Closed Linda0111 closed 1 year ago
I tried to modify the parameters as shown in the figure and reduce the learning rate, except that the loss has a value when the train step=1, and the loss value is still nan later. I would be happy if you could give some advice
Yes, That's a little tricky.
The training is quite unstable at the beginning. When I was tuning the parameters, I tried different values of learningrate_init
and learningrate_end
until it got stable. You can also try some small learning rates to see if it learns.
The other option is to implement a warm-up schedule at the beginning of the training. I didn't add that in my scripts. You can give it a try.

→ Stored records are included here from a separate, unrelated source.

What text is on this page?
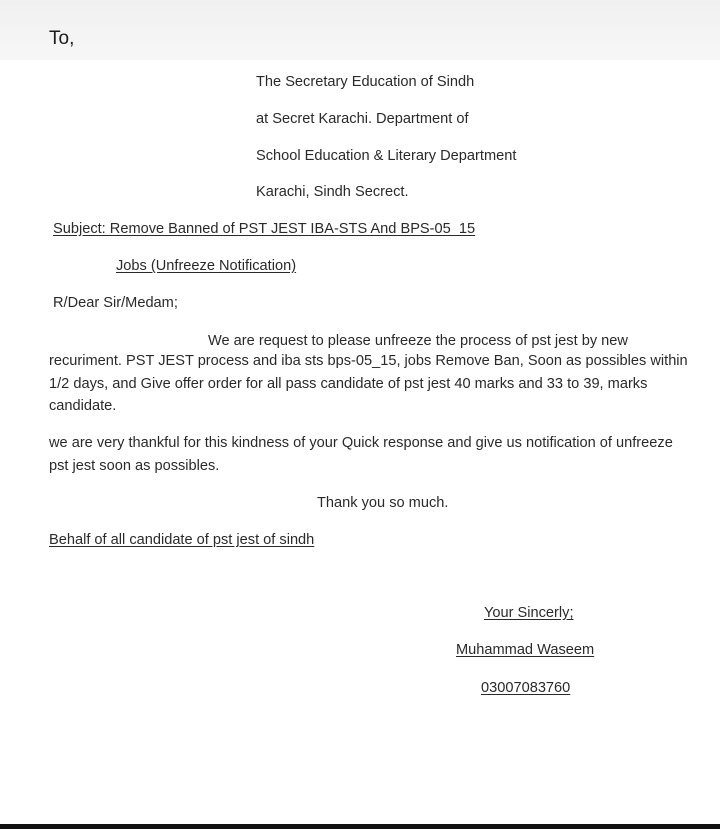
To,
The Secretary Education of Sindh
at Secret Karachi. Department of
School Education & Literary Department
Karachi, Sindh Secrect.
Subject: Remove Banned of PST JEST IBA-STS And BPS-05_15
Jobs (Unfreeze Notification)
R/Dear Sir/Medam;
We are request to please unfreeze the process of pst jest by new
recuriment. PST JEST process and iba sts bps-05_15, jobs Remove Ban, Soon as possibles within 1/2 days, and Give offer order for all pass candidate of pst jest 40 marks and 33 to 39, marks candidate.
we are very thankful for this kindness of your Quick response and give us notification of unfreeze pst jest soon as possibles.
Thank you so much.
Behalf of all candidate of pst jest of sindh
Your Sincerly;
Muhammad Waseem
03007083760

I tried to modify the parameters as shown in the figure and reduce the learning rate, except that the loss has a value when the train step=1, and the loss value is still nan later. I would be happy if you could give some advice
Have you solved it? I have the same problem
This workflow (via Conda) did it for me:
cmd:
conda create -n tensorflow_23 python=3.8 conda activate tensorflow_23 conda install -c anaconda cudatoolkit=10.1.243 conda install -c anaconda cudnn= 7.6.5
pip install tensorflow==2.3 opencv-python==4.1.2.30 numpy==1.18.5 matplotlib==3.3.1 scikit-learn==0.23.2 tqdm==4.50.2 scikit-image==0.17.2
then run your train.py inside the conda venv
Have you solved this probelm? I met it these days. Can I get some help or advise from you? Thanks a lot !!
Hi,
Try to add a learning rate warm-up schedule at the beginning, or try small learning rate when training. Hope it helps.
Thanks,